L’aliéné, en proie au délire, est assailli par une multitude d’idées qui se heurtent et se confondent dans son cerveau, sans suite et sans liaison ; quand il veut les exprimer par le verbe ou par des signes, ce n’est plus qu’incohérence. On ne le comprend pas.

Il commence à exprimer une idée, immédiatement une autre accourt et lui fait oublier la première dont il laisse l’expression inachevée pour poursuivre l’expression de la seconde, qu’à son tour il abandonne pour une troisième.

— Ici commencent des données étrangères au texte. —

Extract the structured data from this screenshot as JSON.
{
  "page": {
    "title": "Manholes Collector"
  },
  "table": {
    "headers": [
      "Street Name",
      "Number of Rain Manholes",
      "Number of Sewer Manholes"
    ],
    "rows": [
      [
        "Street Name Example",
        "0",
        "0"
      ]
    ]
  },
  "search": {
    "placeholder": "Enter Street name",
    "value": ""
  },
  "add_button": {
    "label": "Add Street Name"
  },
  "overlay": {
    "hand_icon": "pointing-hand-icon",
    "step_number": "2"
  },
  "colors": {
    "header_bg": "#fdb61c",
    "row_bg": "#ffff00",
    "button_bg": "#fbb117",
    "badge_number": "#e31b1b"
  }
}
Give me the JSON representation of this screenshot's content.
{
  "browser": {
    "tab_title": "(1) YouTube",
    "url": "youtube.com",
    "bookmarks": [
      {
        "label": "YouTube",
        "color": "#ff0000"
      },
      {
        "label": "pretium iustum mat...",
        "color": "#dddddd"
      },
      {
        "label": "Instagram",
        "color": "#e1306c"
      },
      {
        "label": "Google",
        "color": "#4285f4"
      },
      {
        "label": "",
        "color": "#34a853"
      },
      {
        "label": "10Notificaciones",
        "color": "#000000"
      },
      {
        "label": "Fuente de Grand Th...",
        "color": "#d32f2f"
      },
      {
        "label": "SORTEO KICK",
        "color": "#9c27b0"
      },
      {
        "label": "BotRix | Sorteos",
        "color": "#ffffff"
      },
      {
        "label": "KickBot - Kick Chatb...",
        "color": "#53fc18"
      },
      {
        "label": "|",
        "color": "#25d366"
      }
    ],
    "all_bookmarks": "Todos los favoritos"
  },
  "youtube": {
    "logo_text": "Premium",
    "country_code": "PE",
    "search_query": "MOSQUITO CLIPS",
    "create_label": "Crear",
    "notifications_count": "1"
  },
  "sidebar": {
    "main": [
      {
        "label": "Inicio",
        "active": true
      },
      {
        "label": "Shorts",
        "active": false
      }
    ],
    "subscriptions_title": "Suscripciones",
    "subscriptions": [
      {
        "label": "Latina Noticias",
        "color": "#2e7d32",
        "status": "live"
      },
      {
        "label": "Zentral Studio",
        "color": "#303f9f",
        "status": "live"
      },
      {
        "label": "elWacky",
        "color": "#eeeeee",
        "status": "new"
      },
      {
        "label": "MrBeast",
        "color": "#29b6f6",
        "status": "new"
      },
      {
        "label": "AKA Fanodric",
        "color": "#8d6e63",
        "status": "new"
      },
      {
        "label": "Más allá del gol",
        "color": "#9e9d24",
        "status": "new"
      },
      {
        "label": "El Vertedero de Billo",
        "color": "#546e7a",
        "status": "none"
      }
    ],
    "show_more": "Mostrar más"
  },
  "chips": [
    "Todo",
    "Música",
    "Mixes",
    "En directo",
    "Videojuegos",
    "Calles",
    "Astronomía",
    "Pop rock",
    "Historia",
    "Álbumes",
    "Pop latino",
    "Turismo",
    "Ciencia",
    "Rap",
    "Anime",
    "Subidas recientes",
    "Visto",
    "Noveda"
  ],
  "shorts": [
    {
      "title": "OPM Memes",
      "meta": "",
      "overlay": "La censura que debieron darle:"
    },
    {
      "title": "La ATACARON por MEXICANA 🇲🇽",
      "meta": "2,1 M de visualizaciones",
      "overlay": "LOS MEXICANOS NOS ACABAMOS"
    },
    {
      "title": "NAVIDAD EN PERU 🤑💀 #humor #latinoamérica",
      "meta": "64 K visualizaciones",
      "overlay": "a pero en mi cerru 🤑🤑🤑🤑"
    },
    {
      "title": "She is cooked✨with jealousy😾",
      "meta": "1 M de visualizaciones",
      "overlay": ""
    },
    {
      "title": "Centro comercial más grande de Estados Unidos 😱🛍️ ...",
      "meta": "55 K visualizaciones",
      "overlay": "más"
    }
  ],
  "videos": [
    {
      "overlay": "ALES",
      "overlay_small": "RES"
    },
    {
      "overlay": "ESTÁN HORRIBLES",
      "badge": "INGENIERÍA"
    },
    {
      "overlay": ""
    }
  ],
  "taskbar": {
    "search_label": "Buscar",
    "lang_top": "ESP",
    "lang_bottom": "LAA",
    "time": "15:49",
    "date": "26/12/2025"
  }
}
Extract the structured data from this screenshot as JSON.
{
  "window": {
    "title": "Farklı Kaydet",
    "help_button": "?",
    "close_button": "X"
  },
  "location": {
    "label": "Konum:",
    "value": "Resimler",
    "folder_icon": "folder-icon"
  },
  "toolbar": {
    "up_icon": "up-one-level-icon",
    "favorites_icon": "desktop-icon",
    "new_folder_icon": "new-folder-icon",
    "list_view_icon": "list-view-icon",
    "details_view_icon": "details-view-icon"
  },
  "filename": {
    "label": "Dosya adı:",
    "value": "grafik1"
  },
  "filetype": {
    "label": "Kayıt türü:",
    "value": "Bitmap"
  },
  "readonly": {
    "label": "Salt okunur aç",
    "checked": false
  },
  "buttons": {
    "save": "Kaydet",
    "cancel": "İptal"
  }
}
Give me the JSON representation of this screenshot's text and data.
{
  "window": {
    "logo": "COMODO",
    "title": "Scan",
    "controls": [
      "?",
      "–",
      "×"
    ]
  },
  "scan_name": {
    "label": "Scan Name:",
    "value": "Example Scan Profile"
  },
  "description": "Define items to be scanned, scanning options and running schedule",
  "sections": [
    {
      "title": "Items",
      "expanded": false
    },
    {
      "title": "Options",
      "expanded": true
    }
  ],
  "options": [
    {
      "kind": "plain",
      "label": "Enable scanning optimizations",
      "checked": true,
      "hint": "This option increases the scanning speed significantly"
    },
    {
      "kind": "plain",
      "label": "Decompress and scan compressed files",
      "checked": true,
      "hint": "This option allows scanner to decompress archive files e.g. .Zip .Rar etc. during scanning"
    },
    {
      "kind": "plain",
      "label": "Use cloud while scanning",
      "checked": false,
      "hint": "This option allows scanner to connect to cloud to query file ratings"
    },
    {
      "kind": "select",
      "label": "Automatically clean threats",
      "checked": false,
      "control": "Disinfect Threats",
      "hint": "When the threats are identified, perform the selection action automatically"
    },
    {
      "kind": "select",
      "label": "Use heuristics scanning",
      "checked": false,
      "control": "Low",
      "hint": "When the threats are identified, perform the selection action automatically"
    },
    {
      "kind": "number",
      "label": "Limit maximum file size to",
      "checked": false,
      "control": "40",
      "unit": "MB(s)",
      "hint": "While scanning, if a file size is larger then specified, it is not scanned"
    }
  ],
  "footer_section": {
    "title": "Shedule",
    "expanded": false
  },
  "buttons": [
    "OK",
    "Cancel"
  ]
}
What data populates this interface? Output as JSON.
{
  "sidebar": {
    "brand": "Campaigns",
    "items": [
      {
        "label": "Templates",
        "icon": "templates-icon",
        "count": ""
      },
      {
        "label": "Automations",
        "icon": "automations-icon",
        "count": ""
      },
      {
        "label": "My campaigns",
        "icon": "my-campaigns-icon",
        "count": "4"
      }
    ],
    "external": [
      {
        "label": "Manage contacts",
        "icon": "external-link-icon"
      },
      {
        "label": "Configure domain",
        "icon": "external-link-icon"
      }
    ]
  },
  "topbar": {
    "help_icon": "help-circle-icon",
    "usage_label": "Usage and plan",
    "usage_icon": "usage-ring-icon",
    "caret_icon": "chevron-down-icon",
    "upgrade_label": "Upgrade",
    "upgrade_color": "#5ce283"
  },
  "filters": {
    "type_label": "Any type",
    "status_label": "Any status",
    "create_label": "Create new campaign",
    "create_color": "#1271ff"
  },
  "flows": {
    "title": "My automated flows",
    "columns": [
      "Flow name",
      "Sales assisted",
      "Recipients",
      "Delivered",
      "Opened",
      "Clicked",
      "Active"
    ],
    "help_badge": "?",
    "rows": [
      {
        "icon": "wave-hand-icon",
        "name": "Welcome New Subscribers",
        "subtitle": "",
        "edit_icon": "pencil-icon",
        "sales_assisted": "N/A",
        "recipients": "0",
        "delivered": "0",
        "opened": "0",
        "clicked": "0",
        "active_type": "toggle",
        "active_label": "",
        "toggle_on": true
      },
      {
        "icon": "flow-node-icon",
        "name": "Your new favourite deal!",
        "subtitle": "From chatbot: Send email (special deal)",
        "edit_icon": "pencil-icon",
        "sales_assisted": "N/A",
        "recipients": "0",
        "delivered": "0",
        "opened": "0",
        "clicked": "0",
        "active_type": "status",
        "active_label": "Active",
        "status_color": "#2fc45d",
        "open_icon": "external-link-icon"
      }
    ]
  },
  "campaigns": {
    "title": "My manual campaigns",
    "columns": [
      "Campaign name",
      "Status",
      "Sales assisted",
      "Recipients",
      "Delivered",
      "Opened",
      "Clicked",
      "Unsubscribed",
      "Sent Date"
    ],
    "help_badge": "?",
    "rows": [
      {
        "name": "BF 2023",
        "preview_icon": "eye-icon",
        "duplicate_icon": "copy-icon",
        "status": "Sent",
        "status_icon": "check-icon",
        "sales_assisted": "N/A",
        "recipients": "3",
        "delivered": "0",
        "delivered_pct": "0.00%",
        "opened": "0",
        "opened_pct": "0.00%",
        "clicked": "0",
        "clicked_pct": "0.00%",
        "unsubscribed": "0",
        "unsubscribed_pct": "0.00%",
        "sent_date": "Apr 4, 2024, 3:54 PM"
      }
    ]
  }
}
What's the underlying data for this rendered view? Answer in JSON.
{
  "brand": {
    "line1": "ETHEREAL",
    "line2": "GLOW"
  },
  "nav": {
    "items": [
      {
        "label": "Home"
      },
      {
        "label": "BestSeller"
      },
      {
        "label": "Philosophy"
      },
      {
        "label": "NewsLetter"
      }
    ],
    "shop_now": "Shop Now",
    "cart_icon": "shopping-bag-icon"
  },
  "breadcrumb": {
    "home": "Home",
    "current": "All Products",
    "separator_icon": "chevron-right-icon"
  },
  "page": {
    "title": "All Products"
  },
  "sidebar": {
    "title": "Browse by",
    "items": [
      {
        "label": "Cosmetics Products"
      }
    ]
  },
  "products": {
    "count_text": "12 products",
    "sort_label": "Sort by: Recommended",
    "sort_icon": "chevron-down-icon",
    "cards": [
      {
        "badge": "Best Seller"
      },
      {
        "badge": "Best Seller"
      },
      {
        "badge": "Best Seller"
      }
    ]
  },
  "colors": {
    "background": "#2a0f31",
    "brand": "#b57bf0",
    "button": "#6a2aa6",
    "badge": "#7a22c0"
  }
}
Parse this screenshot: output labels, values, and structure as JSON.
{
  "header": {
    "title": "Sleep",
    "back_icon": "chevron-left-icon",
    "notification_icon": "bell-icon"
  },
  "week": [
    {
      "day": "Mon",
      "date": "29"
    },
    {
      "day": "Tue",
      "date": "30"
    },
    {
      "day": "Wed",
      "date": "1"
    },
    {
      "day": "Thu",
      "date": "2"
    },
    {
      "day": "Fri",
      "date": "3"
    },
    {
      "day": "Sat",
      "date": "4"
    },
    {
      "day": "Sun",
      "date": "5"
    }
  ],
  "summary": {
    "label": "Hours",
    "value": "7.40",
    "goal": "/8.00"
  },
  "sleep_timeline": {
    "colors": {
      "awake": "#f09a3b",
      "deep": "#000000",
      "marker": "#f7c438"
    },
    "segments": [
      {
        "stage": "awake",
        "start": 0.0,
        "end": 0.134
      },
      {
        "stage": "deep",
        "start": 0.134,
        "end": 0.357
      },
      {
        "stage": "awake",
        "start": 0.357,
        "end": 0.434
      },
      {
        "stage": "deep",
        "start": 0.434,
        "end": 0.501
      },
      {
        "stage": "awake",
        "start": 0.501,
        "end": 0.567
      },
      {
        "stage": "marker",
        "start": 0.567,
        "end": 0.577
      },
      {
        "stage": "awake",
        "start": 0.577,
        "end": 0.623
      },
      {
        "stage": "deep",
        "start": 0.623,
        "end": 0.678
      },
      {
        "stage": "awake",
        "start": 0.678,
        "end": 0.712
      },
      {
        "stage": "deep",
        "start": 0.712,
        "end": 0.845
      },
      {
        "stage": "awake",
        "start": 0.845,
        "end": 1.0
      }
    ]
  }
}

C’est le désordre et la confusion des idées. Le cerveau ne sait plus discerner, faire son choix. Et cette confusion se retrouve dans les manifestations extérieures de l’idée : paroles et écrits.

En vérité, est-ce qu’il n’y a pas quelque chose de cela dans les poésies des dégénérés, et particulièrement dans les poésies des décadents ? Ce sont de véritables manifestations délirantes, aussi confuses et aussi étranges que celles des aliénés les plus caractérisés.

Il arrive en effet un moment où les idées et les images se heurtent avec une telle incohérence, se succèdent avec une telle rapidité dans le cerveau malade, que leur expression devient incohérente comme elles et absolument inintelligible.